Thursday, December 4, 2014

Day 799

Thursday.

1412.1081

Impact of anisotropic stress of free-streaming particles on gravitational waves induced by cosmological density perturbations
Saga, Ichiki, Sugiyama

GWs are inevitably induced at second-order in cosmo perturbations through NL couplings with first order scalar perturbations, whose existence is well established by recent cosmological observations.  So far, the evolution and the spectrum of the secondary induced GWs have been derived by taking into account the sources of GWs only from the product of first order scalar perturbations.  Investigate the effects of purely second-order anisotropic stresses of photons and neutrinos on the evolution of GWs, which have been omitted in the literature.  Present a full treatment of the Einstein-Boltzmann system to calculate the spectrum of GWs with anisotropic stress based on the formalism of the cosmo perturbation theory.  Find that photon anisotropic stress amplifies the amplitude of GWs by 150, whereas neutrino anisotropic stress suppress that of GWs by about 30 on small scales k>~1.0 h/Mpc.  The result is in marked contrast with the case at linear order, where the effect of isotropic stress is damping in amplitude of GWs.

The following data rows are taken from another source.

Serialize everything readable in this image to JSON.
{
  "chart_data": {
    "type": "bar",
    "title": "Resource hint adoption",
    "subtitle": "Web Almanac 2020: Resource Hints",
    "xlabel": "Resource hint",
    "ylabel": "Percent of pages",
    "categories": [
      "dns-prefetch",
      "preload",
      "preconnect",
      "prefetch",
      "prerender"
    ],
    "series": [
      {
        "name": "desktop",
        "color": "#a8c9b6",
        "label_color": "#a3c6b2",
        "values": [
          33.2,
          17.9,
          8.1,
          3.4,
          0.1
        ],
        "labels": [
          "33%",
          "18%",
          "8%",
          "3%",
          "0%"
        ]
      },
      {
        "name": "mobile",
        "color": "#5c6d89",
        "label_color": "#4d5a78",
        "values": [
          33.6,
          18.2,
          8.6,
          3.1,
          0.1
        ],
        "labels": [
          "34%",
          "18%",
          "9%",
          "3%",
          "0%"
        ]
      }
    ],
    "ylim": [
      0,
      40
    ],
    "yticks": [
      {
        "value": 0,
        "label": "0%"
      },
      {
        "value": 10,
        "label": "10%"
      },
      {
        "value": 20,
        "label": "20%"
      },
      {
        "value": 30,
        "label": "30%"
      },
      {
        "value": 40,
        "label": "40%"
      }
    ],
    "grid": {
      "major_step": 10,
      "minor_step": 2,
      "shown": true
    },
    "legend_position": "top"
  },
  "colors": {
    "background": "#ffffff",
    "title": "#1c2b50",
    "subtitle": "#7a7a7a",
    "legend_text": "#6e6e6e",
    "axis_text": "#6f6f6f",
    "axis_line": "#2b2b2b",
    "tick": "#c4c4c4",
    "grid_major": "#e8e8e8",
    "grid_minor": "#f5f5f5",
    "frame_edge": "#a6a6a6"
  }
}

1412.1094 The impact of cosmic variance on simulated weak lensing surveys
Kannawadi, Mandelbaum, Lackner

One major systematic uncertainty in WL is the calibration of WL shape distortions, or shears.  Most upcoming surveys plan to test several aspects of their shear estimation algorithms using sophisticated image simulations that include realistic galaxy populations based on high-resolution data from the HST.  However, existing datasets from HST over very small cosmological volumes, so cosmic variance could cause the galaxy populations in them to be atypical.  A narrow redshift slice from such surveys could e dominated by a single large overdensity or under density.  In this case, the morphology-density relation could alter the local galaxy populations and yield an incorrect calibration of shear estimates as a function of redshift.  Directly test this scenario using the COSMOS survey, the largest-area HST survey to date, and show how the statistical distributions of galaxy shapes and morphological parameters (e.g., Sersic n) are influenced by redshift-dependent cosmic variance.  The typical variation in RMS ellipticity due to environmental effects is 5% (absolute, not relative) for redshift bins of width Delta z = 0.05, which could result in uncertain shear calibration at the 1% level.  Conclude that the cosmic variance effects are large enough to exceed the systematic error budget of future surveys, but can be mitigated with careful choice of training dataset and sufficiently large redshift binning.


A bunch of ASTRO-H white papers, a JAXA/NASA X-ray satellite.


1412.1239
Cosmic evolution of dust in galaxies: methods and preliminary results
Bekki

Investigate the z evolution of dust properties, its dependences on initial conditions of galaxy formation, and physical correlations between dust, gas , and stellar contents at different z based on the original chemodynamical simulations of galaxy formation with dust growth and destruction.  In this preliminary investigation, first determine the reasonable ranges of the two most important parameters of dust evolution, i.e., the timescales of dust growth and destruction, by comparing the observed and simulated dust properties and molecular hydrogen H2 content of the Galaxy.  Then investigate the z-evolution of dust-to-gas-ratios (D) and, H2 gas fraction (f_H2), and gas-phase chemical abundances(e.g., A_O=12+log(O/H)) in the simulated disk and dwarf galaxies.  The principal results are as follows.  Both D and f_H2 can rapidly increase during the early dissipative formation of galactic disks (z~2-3) and the z-evolution of these depends on initial mass densities, spin parameters, and masses of galaxies.  The observed A_O-D relation can be qualitatively reproduced, but the simulated dispersion of D at a given A_O is smaller.  The simulated galaxies with larger total dust masses show larger H2 and stellar masses and higher f_H2.  Disk galaxies show negative radial gradients of D and the gradients are steeper for more massive galaxies.  Both dust-to-metal ratios and gas-phase [S/Fe] can be significantly different within a single galaxy and between different galaxies at different z, which means that fixed dust-to-metal ratios should not be used in investigating H2 contents and spectral energy distributions of galaxies.

1412.1432
Predicting Alpha Comae Berneices Time of eclipse I: A 26 year binary will eclipse within 2 weeks of 25 January 2015
Muterspaugh, Henry

As the title says.  Keep an eye out for the occultation!